Liverpool Care Pathway: we need to be honest about how much a human life is really worth

How much suffering avoided is worth an unnecessary death?

It’s a horrible question, but it’s one that we have to at least try to address honestly. Every day we make this call, or one like it, in lesser and greater ways, in every aspect of our lives. Do we cross at the lights, or jog across? Do we drive a bit faster to get home, or stick to 5mph below the speed limit? We’re implicitly choosing the convenience and pleasure of getting where we’re going quicker, over the slight increased risk of death or injury, for ourselves or others. Do we eat the salad or the burger? You’re choosing pleasure now over an increased risk of heart failure at an unspecified point in the future. Every time you buy or use oil- or coal-based products, you’re increasing the risk of someone in a Nigerian coastal village or a Chinese coal mine being killed (their risk is pretty high already, of course). And that might be entirely reasonable and rational; a decent-sized increase in convenience is often worth a very small increase in risk.

That sort of hideous equation has to go on with the Liverpool Care Pathway (LCP), although I don’t for a second claim to have the solution to it. The Pathway is a system in which patients who are deemed to be dying have treatment and testing stopped; the idea is that since the patients are beyond help, it’s better to allow them to die with as much dignity and as little distress as possible. Since a lot of medical interventions are deeply unpleasant, this can make a lot of sense: for example, if an elderly patient’s heart stops, efforts at CPR might simply break lots of ribs and cause large amounts of suffering for a very short extra period of painful life. The Pathway has been developed by doctors at the Royal Liverpool University Hospital and the city’s Marie Curie hospice, who presumably have seen their fair share of needlessly prolonged suffering.

But we report that in some cases, patients who had been placed on the Pathway have then made full recoveries. And that’s where we reach the uncomfortable decision. In some cases, the Pathway involves taking patients off hydration and nutrition; at that point, you start getting into questions about where “withdrawing treatment” ends and “hastening death” begins. It’s a racing certainty that some patients who might have lived, perhaps for years more, if they weren’t put on the Pathway, have died unnecessarily.

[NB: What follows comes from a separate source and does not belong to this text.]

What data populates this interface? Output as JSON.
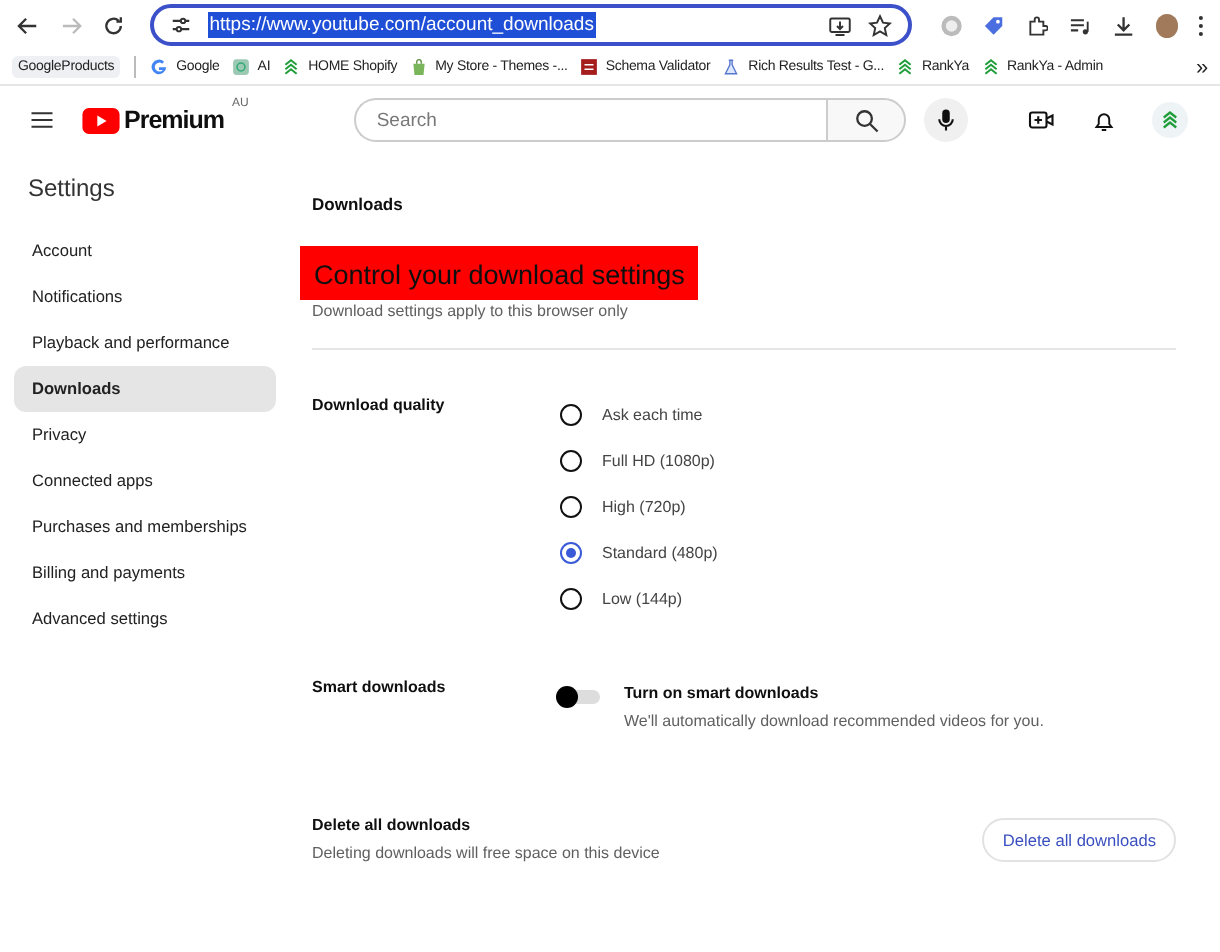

So we need to be honest. What is our position? In medicine, there is an attempt to create a semiobjective measure of the value of suffering and life, the Quality-Adjusted Life Year, or QALY. At its heart is the perfectly sensible idea that we should try to keep people alive for as long as possible, but that we’re doing better if we keep them alive and not suffering than we are if we keep them alive and in pain, or disabled. But even QALY’s most robust defenders would admit that it is problematic: when you start weighting for quality of life, you make a year of, say, a blind man’s life worth less than a year of a fully sighted one, not a position that, say, my blind grandfather (himself a retired GP) would be necessarily comfortable with. And it reaches even bigger problems with the LCP, and any end-of-life decision-making: at its heart is an assumption – one shared, it must be said, by the majority of people – that there comes a point when the quality of life is so low that longer life is no longer a good thing, that QALYs have taken on a negative value.

This is neither a defence of the LCP nor an attack on it. Doctors will always have to make decisions about the end of life; doctors being, sadly, human, they will get some of them wrong. Sometimes people will die or suffer unnecessarily because of those decision. (Incidentally, the best way of reducing the unnecessary death and suffering is to make sure doctors, academics and patients have access to the best information available, something that the pharmaceutical industry and regulatory bodies have been singularly failing at: read Ben Goldacre’s chilling new book Big Pharma for a forensic examination of how that has happened.) If we didn’t have the LCP, we’d have something else – either a different set of guidelines, or no guidelines at all, and under those guidelines (or no guidelines) there would be a different weighting: perhaps fewer people would die unnecessarily, but more would suffer the indignities and agonies of unnaturally prolonged life.

And that’s why we need to be honest about what we want from end-of-life care, and to be honest about the most horrible question that it’s possible to ask: how much is a human life worth? In suffering, in money, in time and inconvenience? I know every bone in our body protests against the taboo of asking that. But if we don’t answer it explicitly, through careful argument and reasoning, then we’ll answer it by accident: pretending that the question isn’t there doesn’t make it go away.